Like Orion, escape systems will be built into next generation of spacecraft

The Orion, NASA’s next manned space vehicle, as well as commercial spacecraft designed by Boeing and SpaceX will be equipped with escape systems enabling astronauts to quickly leave the scene of failed launches, such as the explosion of the unmanned Antares rocket on Tuesday.
These safety mechanisms, known formally as Launch Abort Systems, consist of towers on top of the main spacecraft.
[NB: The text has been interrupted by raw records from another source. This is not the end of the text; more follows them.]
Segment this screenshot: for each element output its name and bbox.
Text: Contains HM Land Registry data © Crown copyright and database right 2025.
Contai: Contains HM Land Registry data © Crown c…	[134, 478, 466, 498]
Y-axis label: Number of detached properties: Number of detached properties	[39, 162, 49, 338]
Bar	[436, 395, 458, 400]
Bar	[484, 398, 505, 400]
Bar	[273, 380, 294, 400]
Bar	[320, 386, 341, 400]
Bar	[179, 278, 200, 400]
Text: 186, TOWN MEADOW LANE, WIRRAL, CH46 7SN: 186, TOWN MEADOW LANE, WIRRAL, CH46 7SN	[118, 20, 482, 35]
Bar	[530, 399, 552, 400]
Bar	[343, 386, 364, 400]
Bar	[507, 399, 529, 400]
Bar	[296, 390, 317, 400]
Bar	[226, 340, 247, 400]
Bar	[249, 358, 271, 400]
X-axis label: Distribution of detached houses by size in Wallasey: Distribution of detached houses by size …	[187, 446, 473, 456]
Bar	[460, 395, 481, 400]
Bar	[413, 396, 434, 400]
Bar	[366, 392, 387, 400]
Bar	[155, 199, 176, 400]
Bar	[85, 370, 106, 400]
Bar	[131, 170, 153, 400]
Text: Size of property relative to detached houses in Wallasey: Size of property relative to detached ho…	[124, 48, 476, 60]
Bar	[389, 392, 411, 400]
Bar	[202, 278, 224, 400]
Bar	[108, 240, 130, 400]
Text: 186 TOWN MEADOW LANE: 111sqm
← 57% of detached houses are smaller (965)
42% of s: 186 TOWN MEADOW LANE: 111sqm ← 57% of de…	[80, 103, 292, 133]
Rocket-powered, these towers can be separated from the main vehicle in the event of a launch failure.
Crew members on a doomed vehicle will be able to activate these systems in a fraction of a second, allowing the crew capsule to leave the scene and subsequently return to Earth safely. Similar escape systems were present in the Mercury and Apollo capsules of the 1960s. They were not installed in the space shuttles because NASA officials believed the shuttles were safe enough that such systems would not be needed.
That ended up being a tragic mistake, as two explosions took the lives of passengers, one that destroyed the Challenger in 1986, and the second that that blew up Columbia as it returned from orbit in 2003.
The Challenger explosion, only 72 seconds after launch, was caused by a gas leak from the solid fuel rocket.
The Russian Soyuz vehicle, which currently transports American astronauts to the International Space Station (ISS), is equipped with a launch escape tower, but it can be activated only by mission control, not by crew members. In 1983, it saved two cosmonauts, catapulting them away only seconds before a fire on the launch pad caused the Soyuz to explode.
The Orion will have a heavy capsule moved by a heavy rocket in the event of a disaster with the main vehicle, said former NASA shuttle program manager Wayne Hale. Even though it is being built for manned deep space missions, the Orion will be used to ferry astronauts to and from the ISS.
Having learned its lesson from the two shuttle disasters, NASA is requiring all commercial taxis that will transport astronauts to and from the ISS to have escape systems.
Boeing plans to use a system similar to that of Orion, which the company is already using on its CST-100 vehicle. SpaceX plans to use a different system in which the steering thrusters in crew capsules can transport them away in the event of rocket failure.